Exclusive use servitudes are now deemed invalid, writes Jessica Syms
In April, in the case of Société immobilière Duguay Inc. v. 547264 Ontario Limited, the Court of Appeal of Quebec ruled in favour of dismissing a Superior Court judgment, thereby granting an application for declaratory judgment and striking off “exclusive use” clauses drafted in the form of servitude agreements restricting the types of business that could be carried out on a property. As a result, this case puts an end, in commercial transactions, to the use of servitude agreements to protect certain exclusive businesses or commercial uses from third parties in a given location.
Exclusive use clauses have long been included in leasing agreements, such as those in shopping centres, to define the permitted uses of the leased property and prohibit or limit one tenant from carrying on the same type of business or “principal use” as another tenant. The bottom line is to protect the market within a property and ensure the commercial success of all tenants. The Civil Code of Quebec does not currently define or regulate such clauses directly; these are usually the result of negotiations between the landlord and the tenants. Exclusive use clauses have also been used in commercial real estate transactions in the form of servitude agreements. Under Quebec civil law, Article 1177 CCQ defines a servitude as “a charge imposed on an immovable, the servient land, in favour of another immovable, the dominant land, belonging to a different owner.”
The Duguay matter is the most recent case in which the Quebec courts had to determine whether exclusive use agreements in commercial real estate transactions were valid in civil law. In this case, the respondents owned a shopping centre and various contiguous or nearby lots, which they leased for commercial purposes.
In 1998 and 2000, the respondents sold two of those lots to a third party for the purpose of opening a clothing store. The notarized deed of sale included a servitude agreement stipulating that the buildings of the shopping centre owned by the respondents could not be used to carry on business activities that would compete with those of the buyer (i.e., a family clothing store), while the properties acquired by the buyer could not, for their part, be used for the principal business activities then taking place at the respondents’ shopping centre and on the neighbouring lots they owned (i.e., a grocery store, drugstore, movie theatre and department store).

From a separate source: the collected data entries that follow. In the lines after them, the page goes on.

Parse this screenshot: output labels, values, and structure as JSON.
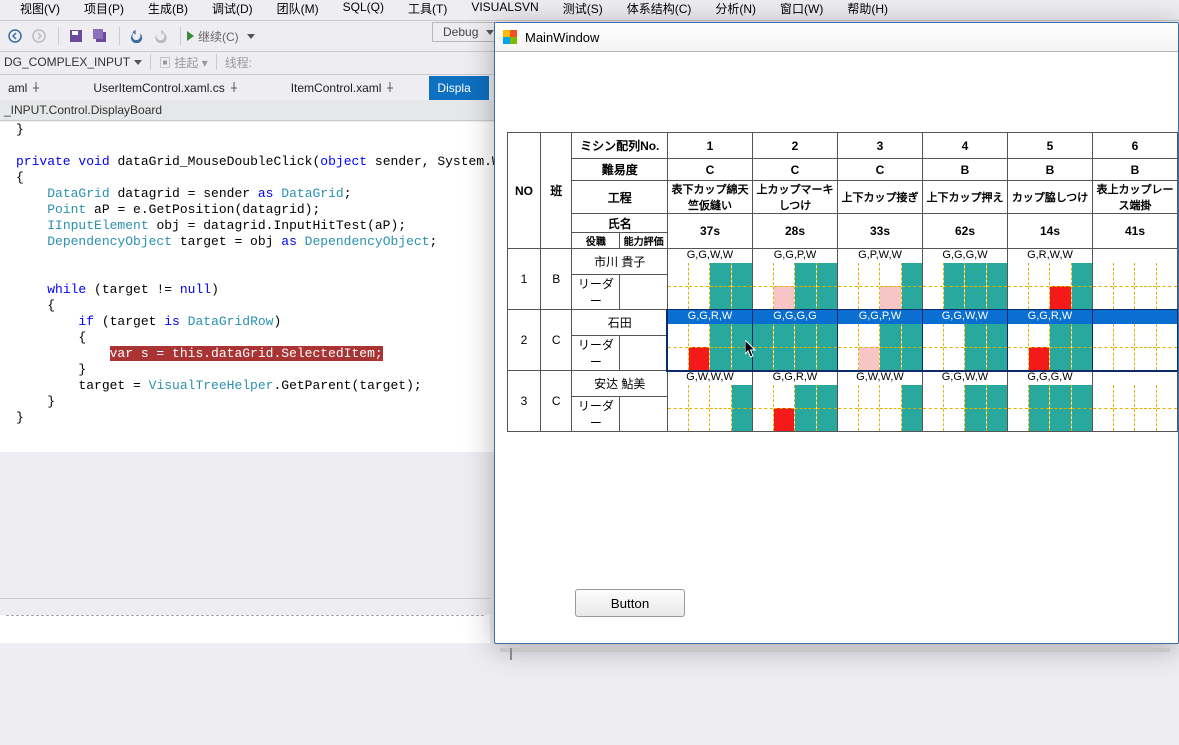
{
  "vs": {
    "menu": [
      "视图(V)",
      "项目(P)",
      "生成(B)",
      "调试(D)",
      "团队(M)",
      "SQL(Q)",
      "工具(T)",
      "VISUALSVN",
      "测试(S)",
      "体系结构(C)",
      "分析(N)",
      "窗口(W)",
      "帮助(H)"
    ],
    "continue": "继续(C)",
    "debug_dropdown": "Debug",
    "process_combo": "DG_COMPLEX_INPUT",
    "suspend": "挂起",
    "thread_label": "线程:",
    "tabs": [
      {
        "label": "aml",
        "active": false
      },
      {
        "label": "UserItemControl.xaml.cs",
        "active": false
      },
      {
        "label": "ItemControl.xaml",
        "active": false
      },
      {
        "label": "Displa",
        "active": true
      }
    ],
    "breadcrumb": "_INPUT.Control.DisplayBoard",
    "code": {
      "l01": "}",
      "l02": "",
      "l03a": "private",
      "l03b": "void",
      "l03c": "dataGrid_MouseDoubleClick(",
      "l03d": "object",
      "l03e": " sender, System.Windo",
      "l04": "{",
      "l05a": "DataGrid",
      "l05b": " datagrid = sender ",
      "l05c": "as",
      "l05d": " DataGrid",
      "l05e": ";",
      "l06a": "Point",
      "l06b": " aP = e.GetPosition(datagrid);",
      "l07a": "IInputElement",
      "l07b": " obj = datagrid.InputHitTest(aP);",
      "l08a": "DependencyObject",
      "l08b": " target = obj ",
      "l08c": "as",
      "l08d": " DependencyObject",
      "l08e": ";",
      "l09": "",
      "l10a": "while",
      "l10b": " (target != ",
      "l10c": "null",
      "l10d": ")",
      "l11": "{",
      "l12a": "if",
      "l12b": " (target ",
      "l12c": "is",
      "l12d": " DataGridRow",
      "l12e": ")",
      "l13": "{",
      "l14": "var s = this.dataGrid.SelectedItem;",
      "l15": "}",
      "l16a": "target = ",
      "l16b": "VisualTreeHelper",
      "l16c": ".GetParent(target);",
      "l17": "}",
      "l18": "}"
    }
  },
  "app": {
    "title": "MainWindow",
    "button": "Button",
    "headers": {
      "mishin": "ミシン配列No.",
      "nanido": "難易度",
      "kotei": "工程",
      "no": "NO",
      "han": "班",
      "shimei": "氏名",
      "yakushoku": "役職",
      "noryoku": "能力評価"
    },
    "cols": [
      {
        "no": "1",
        "diff": "C",
        "proc": "表下カップ綿天竺仮縫い",
        "time": "37s"
      },
      {
        "no": "2",
        "diff": "C",
        "proc": "上カップマーキしつけ",
        "time": "28s"
      },
      {
        "no": "3",
        "diff": "C",
        "proc": "上下カップ接ぎ",
        "time": "33s"
      },
      {
        "no": "4",
        "diff": "B",
        "proc": "上下カップ押え",
        "time": "62s"
      },
      {
        "no": "5",
        "diff": "B",
        "proc": "カップ脇しつけ",
        "time": "14s"
      },
      {
        "no": "6",
        "diff": "B",
        "proc": "表上カップレース端掛",
        "time": "41s"
      }
    ],
    "rows": [
      {
        "no": "1",
        "han": "B",
        "name": "市川 貴子",
        "role": "リーダー",
        "cells": [
          {
            "label": "G,G,W,W",
            "blocks": [
              "W",
              "W",
              "T",
              "T"
            ]
          },
          {
            "label": "G,G,P,W",
            "blocks": [
              "W",
              "P",
              "T",
              "T"
            ]
          },
          {
            "label": "G,P,W,W",
            "blocks": [
              "W",
              "W",
              "P",
              "T"
            ]
          },
          {
            "label": "G,G,G,W",
            "blocks": [
              "W",
              "T",
              "T",
              "T"
            ]
          },
          {
            "label": "G,R,W,W",
            "blocks": [
              "W",
              "W",
              "R",
              "T"
            ]
          },
          {
            "label": "",
            "blocks": [
              "W",
              "W",
              "W",
              "W"
            ]
          }
        ]
      },
      {
        "no": "2",
        "han": "C",
        "name": "石田",
        "role": "リーダー",
        "selected": true,
        "cells": [
          {
            "label": "G,G,R,W",
            "blocks": [
              "W",
              "R",
              "T",
              "T"
            ]
          },
          {
            "label": "G,G,G,G",
            "blocks": [
              "T",
              "T",
              "T",
              "T"
            ]
          },
          {
            "label": "G,G,P,W",
            "blocks": [
              "W",
              "P",
              "T",
              "T"
            ]
          },
          {
            "label": "G,G,W,W",
            "blocks": [
              "W",
              "W",
              "T",
              "T"
            ]
          },
          {
            "label": "G,G,R,W",
            "blocks": [
              "W",
              "R",
              "T",
              "T"
            ]
          },
          {
            "label": "",
            "blocks": [
              "W",
              "W",
              "W",
              "W"
            ]
          }
        ]
      },
      {
        "no": "3",
        "han": "C",
        "name": "安达 鮎美",
        "role": "リーダー",
        "cells": [
          {
            "label": "G,W,W,W",
            "blocks": [
              "W",
              "W",
              "W",
              "T"
            ]
          },
          {
            "label": "G,G,R,W",
            "blocks": [
              "W",
              "R",
              "T",
              "T"
            ]
          },
          {
            "label": "G,W,W,W",
            "blocks": [
              "W",
              "W",
              "W",
              "T"
            ]
          },
          {
            "label": "G,G,W,W",
            "blocks": [
              "W",
              "W",
              "T",
              "T"
            ]
          },
          {
            "label": "G,G,G,W",
            "blocks": [
              "W",
              "T",
              "T",
              "T"
            ]
          },
          {
            "label": "",
            "blocks": [
              "W",
              "W",
              "W",
              "W"
            ]
          }
        ]
      }
    ]
  }
}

In 2012, the two properties were sold by the initial buyer to the appellant, with the new deed of sale providing that both properties remain subject to the exclusive use servitudes set out in 1998 and 2000. Following this subsequent sale, the appellant asked the Superior Court to declare that the “servitude agreement” was not enforceable and to order its striking out on the grounds that it did not constitute servitudes but, rather, personal obligations.
The Court of Appeal found that, since the purpose that the respondents claimed to be pursuing through these exclusive use agreements — namely, to promote the commercial diversity of their shopping centre — served largely to ensure that the businesses in the shopping centre they owned were not subject to commercial competition, they could not be construed as constituting valid servitudes under the CCQ. The Court of Appeal found that the rights flowing from these agreements do not relate to the respondents’ real estate property but rather to the respondents’ financial and commercial interests.
As a result, although the exclusive use servitude agreements could be deemed creative in commercial real estate transactions, the Court of Appeal of Quebec ruled in favour of the appellant, finding that such agreements restricting commercial use do not constitute valid servitudes, as they do not encumber the dominant land as required by Article 1177 CCQ but only apply to the servient land.
According to the Court of Appeal, these stipulations must be characterized as personal obligations binding on the first buyer and the respondent but not the appellant as the subsequent buyer. Moreover, the Court of Appeal found that the respondents had not demonstrated that the appellant agreed to undertake these agreements as personal obligations when purchasing the properties.